Much like what she was sure the pirate captain and the Tianquan were doing on top of the rebuilt Jade Chamber.
"I couldn't." It broke her heart to say it so. "As much as I might like to—there are too many people who would be disappointed."
Like her parents, who had poured everything into creating their legacy, a composer and an actress, a herald of the past pushing forward.
But to stay. . . That would disappoint her dear friend as well.
She braced herself, expecting him to say as much—for all that he might delve into poetry, it was at least always honest poetry. She liked that there was no deception to him, that he was straightforward. It was refreshing, given how many acted around the celebrity of Liyue's grandest opera troupe.
Instead he looked out to sea, leaning over the railing more than Yun Jin would have liked.
"If things had been different, I suspect I would still be in the same ship as you."
Yun Jin glanced at the sword hilt hanging off of his hip. In Inazuma, a family sword was a noble's most precious possessions, a reminder of how that clan had come to power alongside the Raiden Shogun.
While he did not speak of it often, Yun Jin did recall that Kazuha came from a noble lineage, and that it was likely the sword he always kept with him was a last vestige of that.

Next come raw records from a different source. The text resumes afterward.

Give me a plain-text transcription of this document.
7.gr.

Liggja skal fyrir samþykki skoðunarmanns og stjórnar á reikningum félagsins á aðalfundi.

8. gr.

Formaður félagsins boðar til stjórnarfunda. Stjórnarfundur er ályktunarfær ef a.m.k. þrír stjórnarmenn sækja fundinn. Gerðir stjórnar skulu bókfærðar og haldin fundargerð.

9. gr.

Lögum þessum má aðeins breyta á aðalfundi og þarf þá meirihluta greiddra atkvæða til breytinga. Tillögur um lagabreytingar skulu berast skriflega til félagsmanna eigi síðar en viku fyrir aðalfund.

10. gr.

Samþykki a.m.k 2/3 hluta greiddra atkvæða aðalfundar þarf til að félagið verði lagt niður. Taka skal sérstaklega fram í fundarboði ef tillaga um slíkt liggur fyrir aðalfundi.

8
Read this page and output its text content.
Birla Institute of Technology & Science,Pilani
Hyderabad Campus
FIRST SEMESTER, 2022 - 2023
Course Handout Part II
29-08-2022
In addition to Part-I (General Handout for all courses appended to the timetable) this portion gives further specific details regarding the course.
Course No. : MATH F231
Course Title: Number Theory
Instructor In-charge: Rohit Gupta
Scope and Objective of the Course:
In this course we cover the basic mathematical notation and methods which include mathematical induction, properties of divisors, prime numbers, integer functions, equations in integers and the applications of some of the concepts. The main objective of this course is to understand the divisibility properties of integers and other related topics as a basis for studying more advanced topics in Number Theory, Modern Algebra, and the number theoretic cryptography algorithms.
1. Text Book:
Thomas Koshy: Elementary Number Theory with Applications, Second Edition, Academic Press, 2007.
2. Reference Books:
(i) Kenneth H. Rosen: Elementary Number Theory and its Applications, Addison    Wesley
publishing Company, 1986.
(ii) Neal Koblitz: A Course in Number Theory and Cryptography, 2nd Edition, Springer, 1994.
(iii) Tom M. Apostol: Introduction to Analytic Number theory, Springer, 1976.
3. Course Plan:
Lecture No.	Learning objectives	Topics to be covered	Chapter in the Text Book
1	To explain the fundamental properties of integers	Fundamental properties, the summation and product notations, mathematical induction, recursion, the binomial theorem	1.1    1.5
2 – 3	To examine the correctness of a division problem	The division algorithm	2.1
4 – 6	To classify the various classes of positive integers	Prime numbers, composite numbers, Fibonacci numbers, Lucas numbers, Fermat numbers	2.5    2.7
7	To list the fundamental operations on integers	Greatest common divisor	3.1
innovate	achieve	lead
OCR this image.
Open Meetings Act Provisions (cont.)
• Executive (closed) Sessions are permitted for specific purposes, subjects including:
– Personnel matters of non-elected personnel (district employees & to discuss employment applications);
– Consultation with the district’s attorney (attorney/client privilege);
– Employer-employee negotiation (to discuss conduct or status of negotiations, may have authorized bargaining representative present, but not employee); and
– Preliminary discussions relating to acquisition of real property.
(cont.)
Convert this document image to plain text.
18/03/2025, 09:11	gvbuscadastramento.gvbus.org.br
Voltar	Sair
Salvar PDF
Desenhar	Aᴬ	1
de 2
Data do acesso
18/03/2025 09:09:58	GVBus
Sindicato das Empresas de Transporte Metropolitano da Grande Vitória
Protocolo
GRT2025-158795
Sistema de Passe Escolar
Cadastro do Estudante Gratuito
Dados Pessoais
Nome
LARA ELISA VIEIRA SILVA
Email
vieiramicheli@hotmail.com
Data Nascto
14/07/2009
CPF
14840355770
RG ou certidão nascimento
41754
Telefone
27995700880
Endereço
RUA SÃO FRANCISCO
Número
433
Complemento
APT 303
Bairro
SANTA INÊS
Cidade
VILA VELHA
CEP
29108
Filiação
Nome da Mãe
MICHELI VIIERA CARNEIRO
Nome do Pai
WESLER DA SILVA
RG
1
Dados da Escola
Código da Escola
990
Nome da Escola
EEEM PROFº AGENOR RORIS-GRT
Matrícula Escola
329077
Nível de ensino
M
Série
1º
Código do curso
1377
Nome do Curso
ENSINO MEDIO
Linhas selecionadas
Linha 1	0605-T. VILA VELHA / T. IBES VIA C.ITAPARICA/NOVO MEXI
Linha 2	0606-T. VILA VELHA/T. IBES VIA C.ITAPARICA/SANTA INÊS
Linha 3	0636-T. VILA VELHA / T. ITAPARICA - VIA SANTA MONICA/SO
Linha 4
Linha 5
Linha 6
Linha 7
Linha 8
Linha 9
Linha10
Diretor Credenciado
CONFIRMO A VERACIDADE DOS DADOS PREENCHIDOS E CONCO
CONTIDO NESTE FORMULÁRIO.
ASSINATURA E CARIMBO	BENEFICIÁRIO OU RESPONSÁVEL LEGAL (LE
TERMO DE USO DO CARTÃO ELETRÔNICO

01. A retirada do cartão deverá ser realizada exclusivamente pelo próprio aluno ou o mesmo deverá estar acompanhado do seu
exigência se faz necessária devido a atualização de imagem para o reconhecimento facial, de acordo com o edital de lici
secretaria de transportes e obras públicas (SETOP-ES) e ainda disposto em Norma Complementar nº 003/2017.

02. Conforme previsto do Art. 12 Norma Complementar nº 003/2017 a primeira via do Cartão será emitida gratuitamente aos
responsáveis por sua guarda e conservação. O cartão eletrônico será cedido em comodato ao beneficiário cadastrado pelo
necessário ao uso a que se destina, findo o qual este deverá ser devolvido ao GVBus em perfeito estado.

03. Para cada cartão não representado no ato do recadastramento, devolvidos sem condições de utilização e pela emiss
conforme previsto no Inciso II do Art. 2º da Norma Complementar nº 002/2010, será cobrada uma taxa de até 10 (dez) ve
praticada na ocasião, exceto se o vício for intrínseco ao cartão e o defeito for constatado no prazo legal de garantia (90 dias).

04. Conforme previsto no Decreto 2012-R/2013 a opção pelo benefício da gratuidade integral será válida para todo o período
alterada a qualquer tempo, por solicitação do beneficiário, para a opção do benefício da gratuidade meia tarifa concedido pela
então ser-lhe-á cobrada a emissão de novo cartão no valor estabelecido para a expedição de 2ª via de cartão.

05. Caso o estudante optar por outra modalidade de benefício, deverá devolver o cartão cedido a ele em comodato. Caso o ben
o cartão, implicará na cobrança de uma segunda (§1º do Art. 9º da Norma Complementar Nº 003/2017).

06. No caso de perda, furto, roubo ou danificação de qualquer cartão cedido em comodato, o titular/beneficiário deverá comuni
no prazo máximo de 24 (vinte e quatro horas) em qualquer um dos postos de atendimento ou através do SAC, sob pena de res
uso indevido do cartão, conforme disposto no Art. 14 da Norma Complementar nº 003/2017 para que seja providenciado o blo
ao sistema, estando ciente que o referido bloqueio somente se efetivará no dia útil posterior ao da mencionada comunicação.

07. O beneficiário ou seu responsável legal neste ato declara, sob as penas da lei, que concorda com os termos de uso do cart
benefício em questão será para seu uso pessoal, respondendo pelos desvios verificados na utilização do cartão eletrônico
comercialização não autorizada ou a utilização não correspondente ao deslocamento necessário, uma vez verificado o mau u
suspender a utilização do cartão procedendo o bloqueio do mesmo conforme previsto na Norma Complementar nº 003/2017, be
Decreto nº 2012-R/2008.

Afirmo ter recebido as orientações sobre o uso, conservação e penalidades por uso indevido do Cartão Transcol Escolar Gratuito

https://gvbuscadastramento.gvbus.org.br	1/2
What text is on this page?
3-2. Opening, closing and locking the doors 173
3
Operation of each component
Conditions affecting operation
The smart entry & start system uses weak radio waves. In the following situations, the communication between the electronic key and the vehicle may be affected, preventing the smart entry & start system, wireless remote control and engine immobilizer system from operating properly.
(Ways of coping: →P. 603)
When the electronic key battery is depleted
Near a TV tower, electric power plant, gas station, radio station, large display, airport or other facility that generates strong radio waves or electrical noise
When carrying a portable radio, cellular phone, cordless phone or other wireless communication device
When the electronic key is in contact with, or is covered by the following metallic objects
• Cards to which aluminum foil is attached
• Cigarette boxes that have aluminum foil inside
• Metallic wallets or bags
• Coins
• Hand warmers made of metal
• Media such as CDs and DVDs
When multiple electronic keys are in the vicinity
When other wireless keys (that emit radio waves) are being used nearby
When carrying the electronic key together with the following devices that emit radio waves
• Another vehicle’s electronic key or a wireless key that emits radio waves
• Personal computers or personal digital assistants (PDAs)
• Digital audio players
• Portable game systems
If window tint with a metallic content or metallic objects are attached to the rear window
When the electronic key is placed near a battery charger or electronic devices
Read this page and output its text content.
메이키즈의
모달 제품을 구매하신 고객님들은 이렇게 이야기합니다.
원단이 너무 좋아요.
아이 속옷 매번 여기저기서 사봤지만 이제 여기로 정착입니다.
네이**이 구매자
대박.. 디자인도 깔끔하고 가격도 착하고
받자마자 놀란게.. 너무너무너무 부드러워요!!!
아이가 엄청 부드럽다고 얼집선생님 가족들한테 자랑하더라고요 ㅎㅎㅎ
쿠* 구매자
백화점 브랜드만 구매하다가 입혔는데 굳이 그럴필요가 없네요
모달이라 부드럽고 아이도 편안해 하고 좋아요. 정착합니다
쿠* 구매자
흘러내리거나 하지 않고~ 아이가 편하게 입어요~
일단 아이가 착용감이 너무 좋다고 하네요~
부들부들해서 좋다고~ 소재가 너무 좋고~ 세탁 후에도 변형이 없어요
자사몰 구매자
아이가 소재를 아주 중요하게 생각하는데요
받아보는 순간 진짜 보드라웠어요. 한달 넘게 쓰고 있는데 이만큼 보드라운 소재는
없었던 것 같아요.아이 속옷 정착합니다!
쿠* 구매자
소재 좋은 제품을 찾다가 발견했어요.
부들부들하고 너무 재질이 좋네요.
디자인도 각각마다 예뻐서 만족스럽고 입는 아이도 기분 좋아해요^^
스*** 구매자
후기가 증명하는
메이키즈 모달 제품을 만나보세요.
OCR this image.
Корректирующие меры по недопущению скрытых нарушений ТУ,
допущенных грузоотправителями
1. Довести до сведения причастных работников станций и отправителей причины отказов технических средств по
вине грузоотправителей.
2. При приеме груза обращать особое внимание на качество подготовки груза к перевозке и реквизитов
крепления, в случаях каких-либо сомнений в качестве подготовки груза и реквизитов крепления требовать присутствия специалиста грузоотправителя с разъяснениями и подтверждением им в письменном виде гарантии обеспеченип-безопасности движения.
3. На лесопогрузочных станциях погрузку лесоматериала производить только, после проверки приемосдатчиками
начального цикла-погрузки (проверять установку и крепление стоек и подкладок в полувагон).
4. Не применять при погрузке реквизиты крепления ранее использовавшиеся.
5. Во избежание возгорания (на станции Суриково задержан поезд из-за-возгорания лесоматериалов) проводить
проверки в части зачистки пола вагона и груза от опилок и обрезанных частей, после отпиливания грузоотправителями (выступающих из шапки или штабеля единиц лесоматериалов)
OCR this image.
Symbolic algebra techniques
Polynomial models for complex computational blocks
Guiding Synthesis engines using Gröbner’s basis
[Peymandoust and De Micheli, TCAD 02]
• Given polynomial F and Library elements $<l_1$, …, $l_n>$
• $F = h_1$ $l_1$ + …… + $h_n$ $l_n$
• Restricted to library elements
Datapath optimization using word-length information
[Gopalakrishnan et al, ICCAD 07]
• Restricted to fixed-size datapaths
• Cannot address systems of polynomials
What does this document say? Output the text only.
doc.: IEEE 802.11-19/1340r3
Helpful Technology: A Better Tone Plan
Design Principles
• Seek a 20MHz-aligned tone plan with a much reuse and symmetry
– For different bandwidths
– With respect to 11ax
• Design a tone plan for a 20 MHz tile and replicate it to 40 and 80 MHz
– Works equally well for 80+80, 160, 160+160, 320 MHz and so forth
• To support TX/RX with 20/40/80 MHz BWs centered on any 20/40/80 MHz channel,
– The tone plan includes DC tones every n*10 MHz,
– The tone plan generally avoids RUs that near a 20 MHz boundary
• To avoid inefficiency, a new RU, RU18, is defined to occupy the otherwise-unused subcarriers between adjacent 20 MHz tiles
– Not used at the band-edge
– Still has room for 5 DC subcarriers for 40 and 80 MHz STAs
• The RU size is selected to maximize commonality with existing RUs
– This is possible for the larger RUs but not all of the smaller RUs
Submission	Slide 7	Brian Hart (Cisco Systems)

She contemplated a moment, trying to figure out the best way to ask about a past he seemed so desperate to leave behind.
"How did you get the courage, then, to leave it all behind?"
"I didn't." He finally looked her in the eye. "There wasn't anything left to leave behind."
"Oh."
"Winds and fortunes change quicker than we would like to believe," Kazuha continued as he resumed looking out at the ships. "That said, the Yun-Han Opera troupe has stayed as steady as stone. It will more likely than not still be here when you return."
It would.
She was only eighteen years old. Her career was just beginning—but many singers and stars took vacations from time to time.
Why couldn't she do the same?
"When are we leaving?"
He smiled at her as she took his hand. Then she pulled him along toward the docks, towards her first real adventure.